La conferma era arrivata anche nel settembre 2015, quando per una serie di motivi il congresso nazionale Acli si era svolto dentro il Petrarca appena restaurato, ma non ancora inaugurato ufficialmente. “La presenza costante dei congressisti per almeno due giorni aveva garantito movimento nei bar, nei ristoranti e nei negozi, mostrando con la chiarezza incontrovertibile dei numeri l’impatto positivo che avrebbe avuto il turismo congressuale per il centro, se solo avesse potuto contare su una sede importante e prestigiosa come quella del Teatro”, ricorda Marinoni, “noi lo avevamo chiesto da subito all’Amministrazione, consapevoli che il Petrarca si sarebbe prestato bene ad eventi di portata più contenuta rispetto a quelli di Arezzo Fiere. Al massimo duecento persone, sufficienti però a riportare linfa vitale in una zona della città che dopo l’abbandono di tanti uffici pubblici e la crisi che ha colpito in consumi interni, ora più che mai soffre della mancanza di turisti”.

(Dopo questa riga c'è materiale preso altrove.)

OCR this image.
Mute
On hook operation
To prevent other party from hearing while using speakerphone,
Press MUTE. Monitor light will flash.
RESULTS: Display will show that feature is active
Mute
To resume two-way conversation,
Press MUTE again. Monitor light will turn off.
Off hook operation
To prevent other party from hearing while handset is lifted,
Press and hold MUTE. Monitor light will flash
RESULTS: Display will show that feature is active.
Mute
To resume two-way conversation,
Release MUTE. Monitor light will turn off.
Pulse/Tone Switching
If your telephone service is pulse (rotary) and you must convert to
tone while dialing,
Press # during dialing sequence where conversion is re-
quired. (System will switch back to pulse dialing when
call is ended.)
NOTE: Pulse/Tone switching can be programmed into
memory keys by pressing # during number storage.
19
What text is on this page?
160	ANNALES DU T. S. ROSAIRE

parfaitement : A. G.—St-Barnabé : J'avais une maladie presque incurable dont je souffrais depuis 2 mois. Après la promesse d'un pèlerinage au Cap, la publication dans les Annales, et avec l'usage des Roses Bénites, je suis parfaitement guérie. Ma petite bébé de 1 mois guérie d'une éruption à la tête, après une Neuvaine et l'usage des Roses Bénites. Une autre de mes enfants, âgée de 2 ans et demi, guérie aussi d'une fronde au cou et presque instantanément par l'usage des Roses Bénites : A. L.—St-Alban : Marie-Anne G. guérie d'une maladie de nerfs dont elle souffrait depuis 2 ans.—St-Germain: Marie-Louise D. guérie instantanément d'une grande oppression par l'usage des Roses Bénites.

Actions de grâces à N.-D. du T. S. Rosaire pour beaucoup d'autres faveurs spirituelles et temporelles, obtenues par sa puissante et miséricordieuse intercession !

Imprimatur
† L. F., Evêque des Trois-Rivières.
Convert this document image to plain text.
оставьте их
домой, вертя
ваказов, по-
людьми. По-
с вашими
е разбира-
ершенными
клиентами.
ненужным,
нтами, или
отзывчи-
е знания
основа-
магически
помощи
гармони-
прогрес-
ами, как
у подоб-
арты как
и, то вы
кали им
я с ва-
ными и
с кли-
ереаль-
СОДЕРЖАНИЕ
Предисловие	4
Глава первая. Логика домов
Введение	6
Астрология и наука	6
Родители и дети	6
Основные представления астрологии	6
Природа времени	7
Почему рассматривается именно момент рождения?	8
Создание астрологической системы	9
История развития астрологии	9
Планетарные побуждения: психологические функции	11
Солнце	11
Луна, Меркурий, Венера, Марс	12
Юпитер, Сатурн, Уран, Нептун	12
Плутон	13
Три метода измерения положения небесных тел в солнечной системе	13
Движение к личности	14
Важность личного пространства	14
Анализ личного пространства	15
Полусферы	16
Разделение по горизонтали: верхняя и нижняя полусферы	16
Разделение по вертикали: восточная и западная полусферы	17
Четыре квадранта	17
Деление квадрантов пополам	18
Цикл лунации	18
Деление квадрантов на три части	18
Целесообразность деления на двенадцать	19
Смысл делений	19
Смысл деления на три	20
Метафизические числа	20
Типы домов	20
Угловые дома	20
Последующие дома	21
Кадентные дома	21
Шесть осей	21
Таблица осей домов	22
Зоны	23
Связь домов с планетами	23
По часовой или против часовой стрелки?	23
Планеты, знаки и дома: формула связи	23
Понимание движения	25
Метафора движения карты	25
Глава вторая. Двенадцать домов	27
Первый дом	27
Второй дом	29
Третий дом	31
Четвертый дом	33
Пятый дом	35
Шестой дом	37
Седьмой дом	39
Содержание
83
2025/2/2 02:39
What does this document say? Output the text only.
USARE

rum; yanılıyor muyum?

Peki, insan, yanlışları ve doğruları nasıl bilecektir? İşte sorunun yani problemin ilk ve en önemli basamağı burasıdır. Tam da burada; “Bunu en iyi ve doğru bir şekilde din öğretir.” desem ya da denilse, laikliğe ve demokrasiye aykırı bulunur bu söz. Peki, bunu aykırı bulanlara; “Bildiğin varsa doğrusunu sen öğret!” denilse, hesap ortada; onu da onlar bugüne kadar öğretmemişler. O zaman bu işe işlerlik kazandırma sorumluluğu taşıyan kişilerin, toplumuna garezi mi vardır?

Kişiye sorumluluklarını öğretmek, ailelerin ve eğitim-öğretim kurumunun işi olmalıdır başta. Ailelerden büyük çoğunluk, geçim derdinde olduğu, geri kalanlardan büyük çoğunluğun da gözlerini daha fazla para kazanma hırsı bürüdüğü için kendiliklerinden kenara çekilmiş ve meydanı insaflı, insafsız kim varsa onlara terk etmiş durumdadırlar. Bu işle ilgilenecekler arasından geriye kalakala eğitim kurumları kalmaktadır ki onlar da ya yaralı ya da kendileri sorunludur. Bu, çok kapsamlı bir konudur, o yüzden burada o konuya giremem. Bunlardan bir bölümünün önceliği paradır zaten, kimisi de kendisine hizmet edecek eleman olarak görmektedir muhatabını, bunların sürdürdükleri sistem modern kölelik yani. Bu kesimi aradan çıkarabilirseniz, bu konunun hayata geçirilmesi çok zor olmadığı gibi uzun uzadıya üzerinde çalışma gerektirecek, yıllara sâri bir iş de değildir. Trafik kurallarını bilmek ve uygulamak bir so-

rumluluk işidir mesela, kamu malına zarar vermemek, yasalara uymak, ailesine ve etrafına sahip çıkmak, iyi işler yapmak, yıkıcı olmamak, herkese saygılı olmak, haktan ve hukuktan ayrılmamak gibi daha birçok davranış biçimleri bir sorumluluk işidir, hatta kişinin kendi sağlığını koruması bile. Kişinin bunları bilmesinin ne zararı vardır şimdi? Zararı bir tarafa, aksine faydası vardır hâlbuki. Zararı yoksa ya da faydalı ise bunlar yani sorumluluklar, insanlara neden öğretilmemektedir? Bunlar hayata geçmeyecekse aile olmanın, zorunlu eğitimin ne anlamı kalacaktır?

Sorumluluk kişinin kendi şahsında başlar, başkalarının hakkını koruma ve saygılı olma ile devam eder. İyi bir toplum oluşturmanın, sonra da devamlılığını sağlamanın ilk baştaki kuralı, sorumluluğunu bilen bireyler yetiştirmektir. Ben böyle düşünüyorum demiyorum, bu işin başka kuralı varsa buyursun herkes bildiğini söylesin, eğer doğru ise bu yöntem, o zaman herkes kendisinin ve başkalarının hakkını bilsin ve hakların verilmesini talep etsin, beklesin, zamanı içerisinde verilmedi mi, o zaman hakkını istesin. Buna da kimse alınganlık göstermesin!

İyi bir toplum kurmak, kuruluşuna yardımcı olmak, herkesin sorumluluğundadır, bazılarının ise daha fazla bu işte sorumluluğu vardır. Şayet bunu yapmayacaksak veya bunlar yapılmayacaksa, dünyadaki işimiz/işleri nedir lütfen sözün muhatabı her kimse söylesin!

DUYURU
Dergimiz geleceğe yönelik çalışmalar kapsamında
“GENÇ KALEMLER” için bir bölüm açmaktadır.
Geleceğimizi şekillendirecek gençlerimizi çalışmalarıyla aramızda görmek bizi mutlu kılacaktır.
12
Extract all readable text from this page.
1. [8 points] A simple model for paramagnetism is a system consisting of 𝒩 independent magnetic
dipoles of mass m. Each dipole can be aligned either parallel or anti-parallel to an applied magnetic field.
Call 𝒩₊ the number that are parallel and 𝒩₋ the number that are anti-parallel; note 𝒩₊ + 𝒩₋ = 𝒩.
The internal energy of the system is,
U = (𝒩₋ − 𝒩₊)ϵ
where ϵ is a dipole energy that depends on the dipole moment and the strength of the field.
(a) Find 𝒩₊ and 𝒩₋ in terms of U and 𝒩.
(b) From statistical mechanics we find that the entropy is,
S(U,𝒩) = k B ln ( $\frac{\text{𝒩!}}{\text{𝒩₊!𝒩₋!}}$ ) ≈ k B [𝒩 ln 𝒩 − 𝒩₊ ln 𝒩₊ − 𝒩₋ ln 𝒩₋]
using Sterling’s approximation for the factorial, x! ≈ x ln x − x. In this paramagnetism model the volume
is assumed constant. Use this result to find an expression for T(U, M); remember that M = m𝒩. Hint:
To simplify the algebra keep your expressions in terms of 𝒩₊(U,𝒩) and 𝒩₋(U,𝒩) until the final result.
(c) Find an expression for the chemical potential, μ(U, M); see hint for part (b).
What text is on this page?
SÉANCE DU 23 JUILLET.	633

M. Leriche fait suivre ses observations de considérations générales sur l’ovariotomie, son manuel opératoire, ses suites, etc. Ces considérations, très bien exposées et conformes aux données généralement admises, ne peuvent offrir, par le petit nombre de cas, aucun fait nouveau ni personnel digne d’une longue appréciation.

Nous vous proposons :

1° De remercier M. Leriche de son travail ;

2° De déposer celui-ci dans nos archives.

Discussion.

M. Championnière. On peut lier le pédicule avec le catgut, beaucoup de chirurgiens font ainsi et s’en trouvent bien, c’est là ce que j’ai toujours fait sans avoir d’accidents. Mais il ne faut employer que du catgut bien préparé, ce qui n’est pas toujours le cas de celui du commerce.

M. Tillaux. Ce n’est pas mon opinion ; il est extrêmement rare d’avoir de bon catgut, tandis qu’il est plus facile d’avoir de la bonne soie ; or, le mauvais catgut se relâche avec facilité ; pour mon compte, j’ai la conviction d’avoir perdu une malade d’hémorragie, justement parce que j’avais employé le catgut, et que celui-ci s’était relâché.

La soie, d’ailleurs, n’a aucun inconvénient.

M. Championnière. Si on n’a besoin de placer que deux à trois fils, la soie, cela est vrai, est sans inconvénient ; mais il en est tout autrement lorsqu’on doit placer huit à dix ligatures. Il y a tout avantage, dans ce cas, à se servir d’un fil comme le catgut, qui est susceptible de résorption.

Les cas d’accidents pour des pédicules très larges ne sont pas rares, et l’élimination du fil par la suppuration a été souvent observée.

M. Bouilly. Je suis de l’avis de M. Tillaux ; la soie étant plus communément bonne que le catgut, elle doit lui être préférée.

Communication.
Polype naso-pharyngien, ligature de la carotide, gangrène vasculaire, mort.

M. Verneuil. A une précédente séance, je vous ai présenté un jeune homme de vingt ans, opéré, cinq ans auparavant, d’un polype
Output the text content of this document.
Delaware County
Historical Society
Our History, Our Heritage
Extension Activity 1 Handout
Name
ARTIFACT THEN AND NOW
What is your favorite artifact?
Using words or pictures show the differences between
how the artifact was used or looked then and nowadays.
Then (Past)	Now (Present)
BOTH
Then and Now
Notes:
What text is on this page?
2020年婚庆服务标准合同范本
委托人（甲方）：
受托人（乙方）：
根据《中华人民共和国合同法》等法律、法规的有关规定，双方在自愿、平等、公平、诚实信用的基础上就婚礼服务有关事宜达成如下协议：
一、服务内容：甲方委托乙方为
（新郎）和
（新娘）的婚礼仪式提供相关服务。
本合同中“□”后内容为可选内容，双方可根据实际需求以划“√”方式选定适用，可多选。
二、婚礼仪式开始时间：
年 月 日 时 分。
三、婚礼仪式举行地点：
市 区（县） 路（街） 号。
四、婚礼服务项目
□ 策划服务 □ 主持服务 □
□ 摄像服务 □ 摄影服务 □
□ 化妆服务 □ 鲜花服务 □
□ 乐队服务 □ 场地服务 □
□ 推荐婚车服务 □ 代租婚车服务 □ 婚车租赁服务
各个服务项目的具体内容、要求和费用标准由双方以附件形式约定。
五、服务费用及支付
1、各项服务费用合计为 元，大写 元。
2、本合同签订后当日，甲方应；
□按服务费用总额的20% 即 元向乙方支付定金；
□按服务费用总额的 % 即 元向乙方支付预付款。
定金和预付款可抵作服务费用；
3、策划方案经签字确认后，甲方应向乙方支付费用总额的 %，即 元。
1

Gli studi sull’impatto economico diretto generato dal turismo congressuale parlano di un rapporto ‘uno a cinque’. Vale a dire che per ogni euro investito in attività congressuali se ne producono sul territorio almeno cinque, considerando i costi di vitto e alloggio dei congressisti ma anche parcheggi, souvenir ed altro ancora. Un indotto importante, dunque, che potrebbe tradursi in nuove ricadute occupazionali.
“Non possiamo quindi che ringraziare il Comune, e in particolare il sindaco Ghinelli, per questa saggia decisione, improntata alla misura, che traccia un’ulteriore via di sviluppo per la nostra città. Ne beneficeranno le imprese,le istituzioni culturali, i musei e tutte le attività che hanno nel centro storico la loro sede. Ma, ne sono certo, aprirsi a nuovi stimoli culturali gioverà anche all’atmosfera generale di una città bellissima e vitale, ma a volte troppo chiusa in se stessa”.